Susan Crawford recently posted "The Gentlemen's Agreement," noting that major cable companies have divided the national market and tend not to compete with each other (they actually help each other in some circumstances).

Though bad for everyone not named Comcast or Time Warner, this division is actually a historic accomplishment:

Even J.P. Morgan couldn’t get independently-owned railroads to agree not to compete with one another in the late 19th century. Not that he didn’t try. In 1890 one of Morgan’s associates was excited by the prospect of a Western Traffic Association that would include a director from each railroad and set uniform rates: “Think of it - all the competing traffic of the roads west of Chicago and Saint Louis placed in the control of about 30 men!” But the effort fell apart because some of the independents insisted on cutting rates and invading each other’s territories.

Cable and fiber-optic networks, as with railroads, have natural barriers to entry because the costs of building a network are very high; entrenched incumbents have nearly all the advantages should any competitor have the resources to surmount the barrier of sky-high upfront capital costs. In short, the market cannot self-regulate. We have a number of choices:

  1. Do nothing, let Comcast, et al. do as they please.
  2. Regulate: Hope the FCC or other Federal Agencies can stand up to the corporate lobbyists and regulate in the public interest.
  3. Provide a Public Option

We prefer the public option route - communities can build their own networks and remain independent of corporate control of infrastructure.

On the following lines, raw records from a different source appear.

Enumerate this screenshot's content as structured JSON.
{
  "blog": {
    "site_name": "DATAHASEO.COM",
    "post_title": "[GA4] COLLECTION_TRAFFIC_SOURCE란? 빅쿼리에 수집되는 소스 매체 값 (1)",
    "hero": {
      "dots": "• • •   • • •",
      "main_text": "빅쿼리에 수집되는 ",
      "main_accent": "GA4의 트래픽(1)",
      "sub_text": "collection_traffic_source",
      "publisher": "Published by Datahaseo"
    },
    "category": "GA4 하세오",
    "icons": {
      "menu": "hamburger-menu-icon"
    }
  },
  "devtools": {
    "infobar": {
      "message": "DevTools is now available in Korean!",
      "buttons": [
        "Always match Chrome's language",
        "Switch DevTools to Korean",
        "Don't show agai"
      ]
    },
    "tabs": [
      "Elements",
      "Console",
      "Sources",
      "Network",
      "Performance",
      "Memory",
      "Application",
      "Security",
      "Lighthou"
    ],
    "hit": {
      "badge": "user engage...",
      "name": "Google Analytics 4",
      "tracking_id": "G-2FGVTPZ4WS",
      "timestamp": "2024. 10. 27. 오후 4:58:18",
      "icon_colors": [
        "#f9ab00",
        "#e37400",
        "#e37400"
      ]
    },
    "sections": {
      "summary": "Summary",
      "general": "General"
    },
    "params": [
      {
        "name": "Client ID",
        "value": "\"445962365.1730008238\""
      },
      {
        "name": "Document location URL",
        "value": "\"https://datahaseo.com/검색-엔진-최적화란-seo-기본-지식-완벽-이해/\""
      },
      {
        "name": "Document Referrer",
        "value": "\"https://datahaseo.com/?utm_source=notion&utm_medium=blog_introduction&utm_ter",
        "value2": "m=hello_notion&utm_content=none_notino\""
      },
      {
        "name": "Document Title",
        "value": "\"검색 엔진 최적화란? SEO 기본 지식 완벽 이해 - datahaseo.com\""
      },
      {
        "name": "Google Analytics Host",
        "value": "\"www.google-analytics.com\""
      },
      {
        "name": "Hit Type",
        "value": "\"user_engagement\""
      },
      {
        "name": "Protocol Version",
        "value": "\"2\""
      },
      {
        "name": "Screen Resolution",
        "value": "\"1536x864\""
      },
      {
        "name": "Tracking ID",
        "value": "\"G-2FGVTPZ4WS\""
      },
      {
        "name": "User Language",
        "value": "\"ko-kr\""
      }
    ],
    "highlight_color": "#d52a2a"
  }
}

However, many communities have chosen to do nothing -- some in hopes the federal government will get its act together and reign in the power of these companies as the U.S. falls behind international peers in broadband metrics.

Verizon's FiOS has brought fiber to the home in some cities (with many cities courting the company), but some quickly found FiOS comes with significant trade-offs. Karl Bode details some of these - like Boston being shunned because it wanted Verizon to pay property taxes.

Seattle and Portland have suburbs with FiOS but are stuck with Qwest and Comcast networks in their cities. Baltimore was not deemed worthy of FiOS - presumably for the same reason as so many others who remain stuck with Verizon DSL: they had the wrong demographics. Verizon's mission is to maximize returns for its shareholders, nothing more. Communities that pin their hopes to a company like Verizon will find that Verizon has all the power in their relationship.

In contrast, communities that build their own networks can offer the same fast speeds (and faster) while knowing that no company controls its digital future. Any by owning the network, the community can open it to competition, creating a true market for broadband that FiOS communities will likely never experience.